In June, the New York State Senate passed perhaps the most comprehensive and aggressive state antitrust bill in more than a century. The State Senate's passage of the bill comes amid increased focus on state antitrust enforcement, both in New York and in numerous state legislatures across the country.
In January, the State Senate introduced the Twenty-First Century Anti-Trust Act (SB 335), an amendment to New York's General Business Law, which focuses on two areas of reform: (i) modernized and broad restrictions on perceived dominant firms (applicable to companies with as little as 30 or 40% market share) and (ii) a sweeping pre-merger notification requirement. On June 5, the State Senate passed SB 335 by a vote of 38-22.
If enacted into law, SB 335 would introduce robust and sweeping changes to New York's 126-year old Donnelly Act, which currently regulates antitrust. The amendments would significantly broaden the range of activity that is regulated by New York's antitrust laws and enforceable by the state and private plaintiffs.
New York Senate Chamber
When the Assembly returns to session, likely in January 2026, it will consider SB 335, and if that body approves it, the bill will be sent to Gov. Kathy Hochul for signature.
The New Law Intends to Regulate Monopolies, With a Much Lower Threshold for "Dominance" Than Federal Law
Underscoring concern with the "growing accumulation of power in the hands of dominant corporations," across various sectors, SB 335 focuses on the need to police abuses of companies accumulating what the drafters deem to be too much power.
SB 335's sponsor, State Senate Deputy Majority Leader Michael Gianaris, has explained that New York's operative Donnelly Act, which governs conduct only involving two or more entities, does not address companies in the digital environment that engage in harmful unilateral behavior. (Full disclosure: Gianaris is a longtime friend of Jason P.W. Halperin, a co-author of this piece).

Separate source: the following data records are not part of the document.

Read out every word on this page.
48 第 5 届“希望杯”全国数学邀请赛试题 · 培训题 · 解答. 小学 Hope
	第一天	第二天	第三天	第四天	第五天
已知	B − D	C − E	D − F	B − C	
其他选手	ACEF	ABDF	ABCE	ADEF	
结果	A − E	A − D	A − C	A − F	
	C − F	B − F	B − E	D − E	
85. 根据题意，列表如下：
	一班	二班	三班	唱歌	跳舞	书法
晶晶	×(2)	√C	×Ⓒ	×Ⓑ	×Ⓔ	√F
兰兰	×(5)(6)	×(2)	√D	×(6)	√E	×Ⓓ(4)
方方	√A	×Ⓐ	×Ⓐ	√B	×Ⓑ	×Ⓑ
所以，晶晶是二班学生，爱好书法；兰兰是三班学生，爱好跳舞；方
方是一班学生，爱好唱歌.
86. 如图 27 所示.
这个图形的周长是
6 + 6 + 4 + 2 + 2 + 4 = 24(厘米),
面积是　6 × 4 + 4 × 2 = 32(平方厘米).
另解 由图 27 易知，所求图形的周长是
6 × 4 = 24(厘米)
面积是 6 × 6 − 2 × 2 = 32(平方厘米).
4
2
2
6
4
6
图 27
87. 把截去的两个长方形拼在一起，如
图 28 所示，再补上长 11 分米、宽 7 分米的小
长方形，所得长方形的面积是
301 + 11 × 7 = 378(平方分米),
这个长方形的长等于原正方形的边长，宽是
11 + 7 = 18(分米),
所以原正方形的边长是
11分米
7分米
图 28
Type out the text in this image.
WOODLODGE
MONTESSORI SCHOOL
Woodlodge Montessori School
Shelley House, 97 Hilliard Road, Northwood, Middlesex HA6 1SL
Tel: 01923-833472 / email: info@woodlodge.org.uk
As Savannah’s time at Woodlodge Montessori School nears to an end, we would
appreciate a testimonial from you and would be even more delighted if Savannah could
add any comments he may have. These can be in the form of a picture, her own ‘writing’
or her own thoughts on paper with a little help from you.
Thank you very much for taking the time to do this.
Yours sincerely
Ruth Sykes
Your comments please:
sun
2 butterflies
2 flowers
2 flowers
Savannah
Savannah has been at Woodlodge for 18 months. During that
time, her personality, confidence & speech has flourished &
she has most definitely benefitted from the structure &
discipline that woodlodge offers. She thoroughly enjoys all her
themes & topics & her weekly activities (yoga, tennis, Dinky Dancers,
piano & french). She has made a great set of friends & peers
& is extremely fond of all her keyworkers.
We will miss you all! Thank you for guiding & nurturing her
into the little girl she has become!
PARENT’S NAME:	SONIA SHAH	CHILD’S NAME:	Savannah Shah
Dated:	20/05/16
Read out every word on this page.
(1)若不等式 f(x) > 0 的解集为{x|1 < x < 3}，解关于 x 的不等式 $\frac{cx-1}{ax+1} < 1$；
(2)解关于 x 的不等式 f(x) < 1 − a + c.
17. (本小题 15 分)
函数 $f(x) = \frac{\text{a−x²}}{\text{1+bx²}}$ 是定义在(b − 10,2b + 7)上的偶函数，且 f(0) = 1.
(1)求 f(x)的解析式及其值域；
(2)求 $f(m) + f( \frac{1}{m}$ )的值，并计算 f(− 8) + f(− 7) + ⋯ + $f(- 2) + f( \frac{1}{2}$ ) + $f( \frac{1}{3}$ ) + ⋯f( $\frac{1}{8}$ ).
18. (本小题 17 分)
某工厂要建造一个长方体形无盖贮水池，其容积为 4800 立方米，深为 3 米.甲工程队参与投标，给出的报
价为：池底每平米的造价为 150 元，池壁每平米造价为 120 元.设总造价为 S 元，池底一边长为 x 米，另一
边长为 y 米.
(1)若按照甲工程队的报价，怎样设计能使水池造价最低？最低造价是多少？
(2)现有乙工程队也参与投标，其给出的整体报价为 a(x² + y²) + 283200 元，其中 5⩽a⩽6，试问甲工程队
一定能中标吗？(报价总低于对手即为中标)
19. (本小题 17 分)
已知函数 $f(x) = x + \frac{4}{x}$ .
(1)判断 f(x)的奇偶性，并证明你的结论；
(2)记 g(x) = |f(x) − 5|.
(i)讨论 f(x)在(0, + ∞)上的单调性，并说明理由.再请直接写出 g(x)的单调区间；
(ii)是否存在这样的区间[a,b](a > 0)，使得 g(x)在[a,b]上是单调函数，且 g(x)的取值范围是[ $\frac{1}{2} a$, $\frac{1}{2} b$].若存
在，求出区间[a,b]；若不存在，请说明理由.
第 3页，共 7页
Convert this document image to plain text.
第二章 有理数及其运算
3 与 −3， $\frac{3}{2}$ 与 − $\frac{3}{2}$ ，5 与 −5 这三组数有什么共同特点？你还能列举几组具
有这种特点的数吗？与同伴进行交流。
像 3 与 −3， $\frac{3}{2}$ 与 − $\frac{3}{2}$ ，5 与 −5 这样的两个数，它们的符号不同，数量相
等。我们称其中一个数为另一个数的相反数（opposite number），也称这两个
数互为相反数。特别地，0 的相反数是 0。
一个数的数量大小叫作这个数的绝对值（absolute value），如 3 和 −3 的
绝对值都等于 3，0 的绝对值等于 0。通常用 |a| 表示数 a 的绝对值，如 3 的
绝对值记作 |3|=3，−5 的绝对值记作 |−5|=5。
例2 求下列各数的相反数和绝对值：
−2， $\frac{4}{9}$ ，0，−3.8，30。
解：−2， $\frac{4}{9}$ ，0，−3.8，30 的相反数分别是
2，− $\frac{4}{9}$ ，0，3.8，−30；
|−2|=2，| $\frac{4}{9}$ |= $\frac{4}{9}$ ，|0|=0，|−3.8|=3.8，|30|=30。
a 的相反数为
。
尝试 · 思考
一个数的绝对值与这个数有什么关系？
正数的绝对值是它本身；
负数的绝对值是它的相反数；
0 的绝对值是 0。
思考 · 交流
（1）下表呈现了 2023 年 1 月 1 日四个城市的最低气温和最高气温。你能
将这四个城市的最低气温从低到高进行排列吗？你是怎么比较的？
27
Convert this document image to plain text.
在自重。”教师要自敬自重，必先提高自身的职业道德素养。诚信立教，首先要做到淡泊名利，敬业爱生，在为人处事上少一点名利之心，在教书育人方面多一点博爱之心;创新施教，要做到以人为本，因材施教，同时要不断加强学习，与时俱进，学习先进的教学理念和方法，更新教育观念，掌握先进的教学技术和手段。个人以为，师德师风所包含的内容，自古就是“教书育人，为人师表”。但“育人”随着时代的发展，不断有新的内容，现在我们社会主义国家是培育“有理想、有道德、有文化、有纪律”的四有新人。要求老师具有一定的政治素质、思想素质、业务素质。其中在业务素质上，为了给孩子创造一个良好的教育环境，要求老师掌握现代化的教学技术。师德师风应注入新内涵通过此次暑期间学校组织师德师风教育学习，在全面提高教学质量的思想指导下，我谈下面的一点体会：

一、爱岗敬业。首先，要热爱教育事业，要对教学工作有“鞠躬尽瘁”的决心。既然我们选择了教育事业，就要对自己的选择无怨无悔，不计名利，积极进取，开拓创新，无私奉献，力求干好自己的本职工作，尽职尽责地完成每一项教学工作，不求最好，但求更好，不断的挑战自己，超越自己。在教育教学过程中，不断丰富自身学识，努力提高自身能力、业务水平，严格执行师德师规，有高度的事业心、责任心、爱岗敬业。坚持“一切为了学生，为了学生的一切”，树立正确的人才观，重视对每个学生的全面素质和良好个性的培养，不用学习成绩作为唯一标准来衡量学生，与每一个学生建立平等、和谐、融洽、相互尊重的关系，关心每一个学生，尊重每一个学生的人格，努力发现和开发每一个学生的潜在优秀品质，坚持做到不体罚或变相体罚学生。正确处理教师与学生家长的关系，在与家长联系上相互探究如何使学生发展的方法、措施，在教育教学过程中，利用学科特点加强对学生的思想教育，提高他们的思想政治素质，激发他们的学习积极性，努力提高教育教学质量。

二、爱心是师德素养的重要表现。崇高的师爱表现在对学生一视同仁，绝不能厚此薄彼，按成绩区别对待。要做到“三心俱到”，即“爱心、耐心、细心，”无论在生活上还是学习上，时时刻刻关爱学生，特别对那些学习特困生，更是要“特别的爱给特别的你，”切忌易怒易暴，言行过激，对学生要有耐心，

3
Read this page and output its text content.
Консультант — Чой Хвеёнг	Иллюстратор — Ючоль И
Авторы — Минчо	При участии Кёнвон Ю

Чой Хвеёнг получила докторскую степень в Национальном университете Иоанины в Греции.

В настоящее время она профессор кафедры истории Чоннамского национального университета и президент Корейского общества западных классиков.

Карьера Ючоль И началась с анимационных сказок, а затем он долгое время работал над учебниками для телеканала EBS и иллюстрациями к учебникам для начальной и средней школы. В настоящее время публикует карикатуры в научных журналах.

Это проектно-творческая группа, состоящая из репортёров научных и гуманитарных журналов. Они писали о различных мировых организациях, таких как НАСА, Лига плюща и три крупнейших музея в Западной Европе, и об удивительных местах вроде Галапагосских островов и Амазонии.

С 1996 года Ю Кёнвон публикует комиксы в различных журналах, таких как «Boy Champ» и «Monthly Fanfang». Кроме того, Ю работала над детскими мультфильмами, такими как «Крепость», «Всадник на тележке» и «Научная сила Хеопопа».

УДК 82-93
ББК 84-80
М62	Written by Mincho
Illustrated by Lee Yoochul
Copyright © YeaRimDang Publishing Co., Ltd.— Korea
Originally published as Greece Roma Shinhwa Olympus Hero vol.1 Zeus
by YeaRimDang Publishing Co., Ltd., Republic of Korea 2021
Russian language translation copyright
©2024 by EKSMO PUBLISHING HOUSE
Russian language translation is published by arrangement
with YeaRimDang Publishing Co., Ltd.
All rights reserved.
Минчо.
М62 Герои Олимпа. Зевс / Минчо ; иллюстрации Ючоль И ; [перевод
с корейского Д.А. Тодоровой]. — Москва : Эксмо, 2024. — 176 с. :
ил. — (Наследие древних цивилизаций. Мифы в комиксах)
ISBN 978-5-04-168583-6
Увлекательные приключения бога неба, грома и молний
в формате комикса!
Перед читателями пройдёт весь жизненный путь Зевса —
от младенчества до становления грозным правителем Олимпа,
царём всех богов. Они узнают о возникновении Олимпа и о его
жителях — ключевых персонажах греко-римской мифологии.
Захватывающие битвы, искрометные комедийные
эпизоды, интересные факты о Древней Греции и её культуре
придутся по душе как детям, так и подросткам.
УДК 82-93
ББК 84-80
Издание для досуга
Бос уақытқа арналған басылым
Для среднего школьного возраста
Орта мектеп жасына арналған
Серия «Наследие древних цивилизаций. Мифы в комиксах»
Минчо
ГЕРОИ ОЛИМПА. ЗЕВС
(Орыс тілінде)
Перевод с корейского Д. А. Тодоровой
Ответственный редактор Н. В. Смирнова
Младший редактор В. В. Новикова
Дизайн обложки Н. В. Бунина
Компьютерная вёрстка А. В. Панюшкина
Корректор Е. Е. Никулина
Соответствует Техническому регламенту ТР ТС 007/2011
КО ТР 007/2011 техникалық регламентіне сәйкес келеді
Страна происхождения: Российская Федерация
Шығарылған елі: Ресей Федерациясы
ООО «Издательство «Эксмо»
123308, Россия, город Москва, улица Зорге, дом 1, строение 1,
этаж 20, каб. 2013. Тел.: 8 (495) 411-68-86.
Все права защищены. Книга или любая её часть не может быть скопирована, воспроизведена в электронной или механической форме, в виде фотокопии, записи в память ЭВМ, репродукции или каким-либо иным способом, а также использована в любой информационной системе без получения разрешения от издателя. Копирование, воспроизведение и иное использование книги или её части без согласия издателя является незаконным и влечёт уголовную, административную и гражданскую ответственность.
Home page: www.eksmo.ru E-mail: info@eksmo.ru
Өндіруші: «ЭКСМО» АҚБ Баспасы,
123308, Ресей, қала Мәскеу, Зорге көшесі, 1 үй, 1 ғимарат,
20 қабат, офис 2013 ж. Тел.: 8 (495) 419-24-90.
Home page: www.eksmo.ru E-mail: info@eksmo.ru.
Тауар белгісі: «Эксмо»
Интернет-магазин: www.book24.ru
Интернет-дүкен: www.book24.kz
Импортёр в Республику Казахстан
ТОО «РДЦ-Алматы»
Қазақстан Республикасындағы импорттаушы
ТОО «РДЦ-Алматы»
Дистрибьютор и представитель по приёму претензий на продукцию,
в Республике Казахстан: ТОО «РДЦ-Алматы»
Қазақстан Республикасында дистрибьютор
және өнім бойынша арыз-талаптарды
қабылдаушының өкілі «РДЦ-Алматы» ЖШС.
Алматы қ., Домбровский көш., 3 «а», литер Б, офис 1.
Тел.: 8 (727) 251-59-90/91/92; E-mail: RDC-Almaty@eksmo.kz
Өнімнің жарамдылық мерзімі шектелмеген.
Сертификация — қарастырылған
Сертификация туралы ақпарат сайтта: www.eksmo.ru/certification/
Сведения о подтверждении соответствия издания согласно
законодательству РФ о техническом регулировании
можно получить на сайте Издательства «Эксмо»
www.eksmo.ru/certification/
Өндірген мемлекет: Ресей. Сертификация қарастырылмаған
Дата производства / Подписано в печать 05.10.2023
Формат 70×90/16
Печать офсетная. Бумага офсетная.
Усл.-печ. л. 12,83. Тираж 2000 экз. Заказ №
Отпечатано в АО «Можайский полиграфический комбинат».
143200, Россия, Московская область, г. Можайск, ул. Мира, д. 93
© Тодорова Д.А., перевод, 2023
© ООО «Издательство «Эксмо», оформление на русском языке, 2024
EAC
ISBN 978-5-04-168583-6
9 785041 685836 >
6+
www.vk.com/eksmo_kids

For example, Gianaris noted that a powerful search engine can favor entities in which it has a financial interest by placing those entities higher on the results list, to the detriment of consumers and competition. Id. The Donnelly Act—enacted in 1899—well before the dawn of the consumer radio, let alone the internet, does not cover such unilateral conduct.
SB 335 seeks to address the drastically changed landscape by including a state law equivalent to the federal antitrust act's ban on monopolization (and attempted monopolization) and prohibiting "abuse of dominance." The bill's "abuse of dominance" standard, long applied by the European Union, prohibits any single entity with a "dominant position" in a relevant market from "abusing" that dominant position. Imposing a lower threshold than federal law, the bill presumes that sellers with more than 40% market share and buyers with more than 30% market share are dominant.
Under the proposed statute, examples of illegal activity include using a dominant position to impose tying or bundling requirements (i.e., when a seller conditions the sale of one product on the buyer's agreement to purchase another, separate product from the seller), exclusive dealing restrictions, and non-compete agreements, as well as any action the attorney general determines through rulemaking to pose a "substantial risk of harming competition" or that "serves no legitimate business purpose that cannot be achieved in some less restrictive way." SB 335 § 340.2(c).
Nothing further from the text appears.